Trustless (fallback for when Circle’s API is unavailable): on-chain only, with a 7-day delay enforced by the withdrawalBlock value on the Gateway Wallet contract.
GatewayWallet.initiateWithdrawal(usdc, value). Moves balance from availableBalance to withdrawingBalance and records withdrawalBlock.
After block.number >= withdrawalBlock, call GatewayWallet.withdraw(usdc). Moves the unlocked amount from withdrawableBalance back to the buyer’s wallet.
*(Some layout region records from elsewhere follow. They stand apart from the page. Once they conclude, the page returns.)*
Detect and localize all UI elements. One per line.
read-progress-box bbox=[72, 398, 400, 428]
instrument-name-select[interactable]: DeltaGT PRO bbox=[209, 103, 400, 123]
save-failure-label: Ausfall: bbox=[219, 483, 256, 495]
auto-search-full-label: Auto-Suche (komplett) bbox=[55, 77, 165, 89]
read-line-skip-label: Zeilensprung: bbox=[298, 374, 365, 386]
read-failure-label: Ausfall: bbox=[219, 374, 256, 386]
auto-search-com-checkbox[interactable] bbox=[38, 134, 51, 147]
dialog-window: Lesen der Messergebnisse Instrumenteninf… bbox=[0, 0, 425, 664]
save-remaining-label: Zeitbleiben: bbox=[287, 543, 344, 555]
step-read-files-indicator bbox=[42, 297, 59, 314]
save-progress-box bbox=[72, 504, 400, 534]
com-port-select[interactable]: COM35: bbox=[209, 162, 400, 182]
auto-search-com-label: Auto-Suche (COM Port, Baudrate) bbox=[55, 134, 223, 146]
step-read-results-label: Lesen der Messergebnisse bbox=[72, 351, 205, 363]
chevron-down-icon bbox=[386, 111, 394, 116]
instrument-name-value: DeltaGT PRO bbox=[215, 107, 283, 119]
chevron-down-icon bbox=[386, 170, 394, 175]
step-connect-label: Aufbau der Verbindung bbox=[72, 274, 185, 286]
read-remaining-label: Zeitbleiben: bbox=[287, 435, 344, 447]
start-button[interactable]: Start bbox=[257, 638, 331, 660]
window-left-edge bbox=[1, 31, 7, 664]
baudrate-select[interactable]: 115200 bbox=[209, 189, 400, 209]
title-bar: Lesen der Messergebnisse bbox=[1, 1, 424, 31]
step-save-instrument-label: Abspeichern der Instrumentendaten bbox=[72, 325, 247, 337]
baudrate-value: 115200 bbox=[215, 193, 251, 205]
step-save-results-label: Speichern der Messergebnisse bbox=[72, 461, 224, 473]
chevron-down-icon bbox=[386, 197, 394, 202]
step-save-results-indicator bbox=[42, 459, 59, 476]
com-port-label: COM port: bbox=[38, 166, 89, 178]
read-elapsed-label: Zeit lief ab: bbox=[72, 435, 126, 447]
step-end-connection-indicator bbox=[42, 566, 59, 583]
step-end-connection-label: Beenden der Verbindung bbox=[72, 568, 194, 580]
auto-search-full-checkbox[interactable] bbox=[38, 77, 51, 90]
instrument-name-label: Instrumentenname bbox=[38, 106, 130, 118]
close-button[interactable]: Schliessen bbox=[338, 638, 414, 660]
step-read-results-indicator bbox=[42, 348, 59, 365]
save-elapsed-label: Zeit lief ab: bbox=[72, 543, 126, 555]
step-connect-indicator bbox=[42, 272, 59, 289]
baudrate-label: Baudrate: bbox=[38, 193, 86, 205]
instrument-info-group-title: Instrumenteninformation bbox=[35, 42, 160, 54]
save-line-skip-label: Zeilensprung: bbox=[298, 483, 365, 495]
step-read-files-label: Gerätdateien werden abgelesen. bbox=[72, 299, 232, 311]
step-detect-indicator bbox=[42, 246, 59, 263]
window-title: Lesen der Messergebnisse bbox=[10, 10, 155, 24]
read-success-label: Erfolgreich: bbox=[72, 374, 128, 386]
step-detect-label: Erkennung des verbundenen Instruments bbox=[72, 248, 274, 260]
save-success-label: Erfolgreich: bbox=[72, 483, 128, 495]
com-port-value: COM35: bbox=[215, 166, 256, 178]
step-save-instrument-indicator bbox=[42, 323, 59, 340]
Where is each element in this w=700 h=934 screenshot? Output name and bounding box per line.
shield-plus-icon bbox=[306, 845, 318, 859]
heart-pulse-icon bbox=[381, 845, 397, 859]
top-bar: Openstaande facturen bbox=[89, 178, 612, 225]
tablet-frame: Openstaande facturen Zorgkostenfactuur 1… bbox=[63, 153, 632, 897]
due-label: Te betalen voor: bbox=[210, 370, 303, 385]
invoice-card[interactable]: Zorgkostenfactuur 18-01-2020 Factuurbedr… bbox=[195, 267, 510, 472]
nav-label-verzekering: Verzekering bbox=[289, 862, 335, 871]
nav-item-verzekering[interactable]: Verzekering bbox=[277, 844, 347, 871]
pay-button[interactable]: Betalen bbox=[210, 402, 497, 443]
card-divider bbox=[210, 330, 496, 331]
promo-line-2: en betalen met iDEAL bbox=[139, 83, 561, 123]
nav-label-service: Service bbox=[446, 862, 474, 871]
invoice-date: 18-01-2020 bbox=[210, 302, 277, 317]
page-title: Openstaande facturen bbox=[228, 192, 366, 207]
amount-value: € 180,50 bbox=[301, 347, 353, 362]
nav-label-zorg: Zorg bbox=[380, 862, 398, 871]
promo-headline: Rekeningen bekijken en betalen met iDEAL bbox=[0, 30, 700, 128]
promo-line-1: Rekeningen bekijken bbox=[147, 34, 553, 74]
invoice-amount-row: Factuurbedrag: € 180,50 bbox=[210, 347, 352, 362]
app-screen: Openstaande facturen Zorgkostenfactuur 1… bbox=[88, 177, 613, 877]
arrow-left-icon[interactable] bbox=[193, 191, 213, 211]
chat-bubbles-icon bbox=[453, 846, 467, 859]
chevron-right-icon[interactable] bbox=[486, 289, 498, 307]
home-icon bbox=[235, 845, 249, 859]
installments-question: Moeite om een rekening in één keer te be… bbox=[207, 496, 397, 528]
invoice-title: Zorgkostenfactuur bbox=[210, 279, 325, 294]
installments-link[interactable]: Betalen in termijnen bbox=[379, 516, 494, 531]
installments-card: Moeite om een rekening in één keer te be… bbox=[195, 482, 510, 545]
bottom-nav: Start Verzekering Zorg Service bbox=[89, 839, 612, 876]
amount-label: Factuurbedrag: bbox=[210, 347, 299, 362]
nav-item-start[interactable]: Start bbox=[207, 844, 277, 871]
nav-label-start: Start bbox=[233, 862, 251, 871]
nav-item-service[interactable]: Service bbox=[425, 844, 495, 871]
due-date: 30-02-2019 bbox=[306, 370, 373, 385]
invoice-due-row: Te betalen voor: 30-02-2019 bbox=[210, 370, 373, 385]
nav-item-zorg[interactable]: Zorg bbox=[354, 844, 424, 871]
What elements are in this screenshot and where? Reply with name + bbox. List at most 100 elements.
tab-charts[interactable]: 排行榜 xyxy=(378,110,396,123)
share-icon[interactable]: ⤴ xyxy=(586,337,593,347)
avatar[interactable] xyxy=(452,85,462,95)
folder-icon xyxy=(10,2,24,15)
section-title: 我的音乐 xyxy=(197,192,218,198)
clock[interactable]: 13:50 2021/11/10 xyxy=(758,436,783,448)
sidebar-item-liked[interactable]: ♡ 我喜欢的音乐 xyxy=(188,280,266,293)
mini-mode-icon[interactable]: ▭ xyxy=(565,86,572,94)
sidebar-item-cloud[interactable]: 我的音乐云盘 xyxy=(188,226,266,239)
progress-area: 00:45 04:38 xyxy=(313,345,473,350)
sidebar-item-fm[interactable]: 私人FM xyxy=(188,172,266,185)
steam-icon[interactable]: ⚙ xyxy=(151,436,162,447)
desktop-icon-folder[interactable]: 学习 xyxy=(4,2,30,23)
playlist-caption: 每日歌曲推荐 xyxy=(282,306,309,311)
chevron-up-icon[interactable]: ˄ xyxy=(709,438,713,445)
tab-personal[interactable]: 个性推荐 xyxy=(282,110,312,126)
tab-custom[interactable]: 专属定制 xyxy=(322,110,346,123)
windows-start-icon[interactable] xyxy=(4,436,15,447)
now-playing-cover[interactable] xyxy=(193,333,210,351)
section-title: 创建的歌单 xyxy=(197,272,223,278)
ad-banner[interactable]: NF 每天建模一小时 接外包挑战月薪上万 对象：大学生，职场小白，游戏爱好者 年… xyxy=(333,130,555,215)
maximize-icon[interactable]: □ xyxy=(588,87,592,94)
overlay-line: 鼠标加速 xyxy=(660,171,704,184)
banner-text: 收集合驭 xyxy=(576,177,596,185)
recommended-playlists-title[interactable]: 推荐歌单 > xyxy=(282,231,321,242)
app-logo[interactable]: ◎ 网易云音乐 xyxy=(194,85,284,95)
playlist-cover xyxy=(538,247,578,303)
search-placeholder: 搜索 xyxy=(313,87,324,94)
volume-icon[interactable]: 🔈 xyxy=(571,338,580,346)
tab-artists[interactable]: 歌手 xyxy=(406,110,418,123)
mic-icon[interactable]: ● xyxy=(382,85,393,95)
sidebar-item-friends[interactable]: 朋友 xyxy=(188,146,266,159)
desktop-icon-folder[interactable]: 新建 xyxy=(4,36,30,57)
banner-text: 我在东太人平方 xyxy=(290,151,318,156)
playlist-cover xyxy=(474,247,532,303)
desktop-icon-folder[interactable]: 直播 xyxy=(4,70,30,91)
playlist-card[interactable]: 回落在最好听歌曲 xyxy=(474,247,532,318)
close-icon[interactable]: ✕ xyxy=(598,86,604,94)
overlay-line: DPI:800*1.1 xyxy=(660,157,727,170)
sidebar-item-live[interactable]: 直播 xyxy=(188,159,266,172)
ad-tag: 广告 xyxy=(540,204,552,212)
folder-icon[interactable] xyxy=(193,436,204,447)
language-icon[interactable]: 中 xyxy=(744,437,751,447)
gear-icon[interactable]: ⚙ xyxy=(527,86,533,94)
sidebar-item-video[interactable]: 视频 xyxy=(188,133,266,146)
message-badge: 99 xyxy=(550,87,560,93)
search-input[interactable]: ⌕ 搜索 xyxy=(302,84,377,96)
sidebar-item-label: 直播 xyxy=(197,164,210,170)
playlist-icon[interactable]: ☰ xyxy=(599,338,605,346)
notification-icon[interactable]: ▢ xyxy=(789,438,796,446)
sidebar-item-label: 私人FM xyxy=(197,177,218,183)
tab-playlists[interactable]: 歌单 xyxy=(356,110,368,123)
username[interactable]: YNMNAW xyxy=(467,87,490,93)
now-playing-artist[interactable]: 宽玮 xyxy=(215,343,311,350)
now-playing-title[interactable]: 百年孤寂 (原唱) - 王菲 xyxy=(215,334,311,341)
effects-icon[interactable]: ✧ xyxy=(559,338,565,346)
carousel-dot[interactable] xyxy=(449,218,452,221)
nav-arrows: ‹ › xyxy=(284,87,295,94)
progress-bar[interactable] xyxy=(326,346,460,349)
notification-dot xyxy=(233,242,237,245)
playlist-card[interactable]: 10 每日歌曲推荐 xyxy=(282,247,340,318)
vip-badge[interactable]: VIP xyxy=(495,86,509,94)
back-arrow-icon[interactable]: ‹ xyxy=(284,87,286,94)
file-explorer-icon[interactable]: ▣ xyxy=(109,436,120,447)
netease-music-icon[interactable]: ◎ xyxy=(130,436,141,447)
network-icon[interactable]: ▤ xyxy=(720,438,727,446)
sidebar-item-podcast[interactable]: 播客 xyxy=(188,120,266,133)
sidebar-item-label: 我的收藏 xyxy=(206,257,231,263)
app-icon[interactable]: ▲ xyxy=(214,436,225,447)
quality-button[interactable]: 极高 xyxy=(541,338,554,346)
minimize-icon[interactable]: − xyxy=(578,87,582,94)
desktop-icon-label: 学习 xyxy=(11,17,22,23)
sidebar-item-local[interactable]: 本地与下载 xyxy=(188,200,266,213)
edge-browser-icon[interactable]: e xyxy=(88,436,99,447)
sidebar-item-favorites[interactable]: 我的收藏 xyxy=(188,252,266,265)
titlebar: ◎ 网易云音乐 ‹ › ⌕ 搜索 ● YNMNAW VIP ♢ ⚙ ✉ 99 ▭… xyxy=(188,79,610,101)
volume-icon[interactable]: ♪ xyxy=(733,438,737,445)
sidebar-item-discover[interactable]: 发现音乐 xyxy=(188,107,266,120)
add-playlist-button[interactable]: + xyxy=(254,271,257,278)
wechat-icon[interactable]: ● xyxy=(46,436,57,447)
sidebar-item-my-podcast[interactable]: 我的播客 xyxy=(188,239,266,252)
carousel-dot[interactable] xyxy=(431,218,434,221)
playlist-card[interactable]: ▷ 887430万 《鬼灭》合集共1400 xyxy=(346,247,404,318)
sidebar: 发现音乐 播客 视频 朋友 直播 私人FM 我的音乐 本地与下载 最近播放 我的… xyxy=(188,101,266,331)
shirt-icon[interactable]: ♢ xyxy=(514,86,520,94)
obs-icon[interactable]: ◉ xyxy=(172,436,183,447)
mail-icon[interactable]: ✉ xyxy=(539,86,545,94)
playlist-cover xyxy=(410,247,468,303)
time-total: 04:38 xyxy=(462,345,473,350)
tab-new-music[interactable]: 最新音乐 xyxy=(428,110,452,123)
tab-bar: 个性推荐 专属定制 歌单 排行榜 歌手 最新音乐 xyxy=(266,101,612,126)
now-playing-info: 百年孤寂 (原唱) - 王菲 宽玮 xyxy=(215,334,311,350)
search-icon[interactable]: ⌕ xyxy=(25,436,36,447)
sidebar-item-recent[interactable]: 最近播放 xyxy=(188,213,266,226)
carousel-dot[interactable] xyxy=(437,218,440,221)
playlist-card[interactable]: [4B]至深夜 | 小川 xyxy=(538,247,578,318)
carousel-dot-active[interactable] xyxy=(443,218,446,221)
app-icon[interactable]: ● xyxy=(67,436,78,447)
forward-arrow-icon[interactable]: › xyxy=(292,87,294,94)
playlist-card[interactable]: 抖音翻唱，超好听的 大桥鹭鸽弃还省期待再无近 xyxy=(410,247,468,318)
In the Nanopayments Gateway path, only extra.name and extra.version are read by the Meridian facilitator. They are the routing trigger that isBatchPayment() checks. Everything else inside extra is passed through to Circle’s Gateway API verbatim by transformForGateway(), which spreads paymentRequirements and overrides network, asset, and amount only.
Field
Required
Read by Meridian?
Description
name
✓
Routing only
Must be the literal string "GatewayWalletBatched". Together with version, it is the trigger for isBatchPayment().
version
✓
Routing only
Must be the literal string "1".
verifyingContract
No (pass-through)
Gateway Wallet contract address used by the client SDK as the EIP-712 verifyingContract when signing.
creditedRecipient
No (pass-through)
Forwarded to Circle. Note: in the default x402 path Meridian reads this field, but the batched path returns before that code runs.
platform
No (pass-through)
Forwarded to Circle. The platform / platformFeeBps settlement logic in the facilitator is not executed in the batched path.
platformFeeBps
No (pass-through)
Forwarded to Circle. Gateway batched payments do not currently charge a Meridian platform fee.
destinationChainId
No (pass-through)
Forwarded to Circle.
The buyer-side SDK sets paymentRequirements.asset to the Gateway Wallet contract so the EIP-712 domain has the correct verifyingContract. transformForGateway() swaps that back to the network’s USDC address (from NETWORK_USDC) before forwarding to Circle, since Circle expects the actual token address.
The facilitator-side glue lives in apps/facilitator/src/gateway/index.ts. It owns the testnet/mainnet client routing, the Gateway Wallet ↔ USDC asset swap, and the CAIP-2 network mapping that Circle’s API requires.